The ex-staffer concurs. “He’s brilliant with clients and is really easy to talk to. Not everyone can do that. He’s got a good sense of humour and is really progressive, very inclusive and diversity is very important to him.”

One telling thing about Tuesday’s announcement was Cathal’s own words. “My partner and I will be returning to the UK with our nine-month-old daughter,” he said.

Not many corporate appointment stories include quotes like this. They tend to be much more business focused, certainly no insight into a private life.

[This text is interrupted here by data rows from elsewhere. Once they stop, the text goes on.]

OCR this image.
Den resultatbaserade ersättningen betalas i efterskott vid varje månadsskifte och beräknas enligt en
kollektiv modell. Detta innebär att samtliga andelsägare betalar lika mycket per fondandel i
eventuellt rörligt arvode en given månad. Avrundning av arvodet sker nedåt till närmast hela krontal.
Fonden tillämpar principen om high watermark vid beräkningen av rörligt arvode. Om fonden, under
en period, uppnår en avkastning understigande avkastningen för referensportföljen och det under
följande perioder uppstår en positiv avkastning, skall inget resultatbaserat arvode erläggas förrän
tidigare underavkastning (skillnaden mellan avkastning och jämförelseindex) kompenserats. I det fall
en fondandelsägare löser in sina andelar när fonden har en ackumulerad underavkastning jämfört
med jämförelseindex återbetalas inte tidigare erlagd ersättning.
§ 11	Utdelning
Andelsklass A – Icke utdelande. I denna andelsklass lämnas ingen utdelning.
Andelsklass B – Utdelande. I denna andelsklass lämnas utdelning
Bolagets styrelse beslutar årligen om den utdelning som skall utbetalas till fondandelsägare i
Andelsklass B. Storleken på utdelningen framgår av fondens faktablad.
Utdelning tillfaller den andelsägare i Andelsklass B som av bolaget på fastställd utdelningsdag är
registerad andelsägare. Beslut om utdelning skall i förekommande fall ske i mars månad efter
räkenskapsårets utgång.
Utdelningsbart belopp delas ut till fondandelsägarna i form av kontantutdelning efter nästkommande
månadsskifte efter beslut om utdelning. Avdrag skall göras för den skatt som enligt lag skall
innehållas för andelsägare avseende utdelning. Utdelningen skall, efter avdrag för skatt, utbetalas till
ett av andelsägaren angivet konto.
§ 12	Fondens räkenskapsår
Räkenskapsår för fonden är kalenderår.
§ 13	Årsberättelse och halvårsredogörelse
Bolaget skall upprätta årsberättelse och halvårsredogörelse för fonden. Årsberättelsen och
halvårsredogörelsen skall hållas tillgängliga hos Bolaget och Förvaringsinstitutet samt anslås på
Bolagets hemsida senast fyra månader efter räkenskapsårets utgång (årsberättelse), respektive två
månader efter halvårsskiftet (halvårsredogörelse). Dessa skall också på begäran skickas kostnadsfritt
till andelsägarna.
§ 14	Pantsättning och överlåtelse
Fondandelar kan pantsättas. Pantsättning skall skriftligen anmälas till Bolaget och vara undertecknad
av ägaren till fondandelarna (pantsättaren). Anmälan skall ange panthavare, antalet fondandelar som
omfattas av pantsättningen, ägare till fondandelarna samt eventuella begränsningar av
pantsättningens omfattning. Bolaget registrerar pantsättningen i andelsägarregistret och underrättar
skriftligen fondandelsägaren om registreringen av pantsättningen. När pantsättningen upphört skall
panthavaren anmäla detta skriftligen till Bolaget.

Whether a float – remember that? – ever happens is now a matter of opinion. “It looks like that is off the table,” says one. The consensus is that, for a firm like Laing O’Rourke to ever get a listing, it needs to build up a good track record on profit.

You never know. Ray often achieves things people cannot comprehend

O’Rourke’s profit has yo-yoed in the past few years – hitting nearly £46m in 2020 but slumping to just £2.7m a couple of years later.

Another part of a successful float is having a succession plan in place. “He [Ray] has got to get that sorted. The banks will demand it,” the ex-staffer says.

Of a float, another adds: “You never know. Ray often achieves things people cannot comprehend.”

Whether that plan is now in place, only time will tell. Still, this week’s news points to the fact that some sort of succession plan, by hook or by crook, is finally emerging.

Hindsight is a wonderful thing, of course, but, if it does work out with Cathal, the irony would not be lost on many: that Ray O’Rourke’s eventual successor has been right under his nose all along.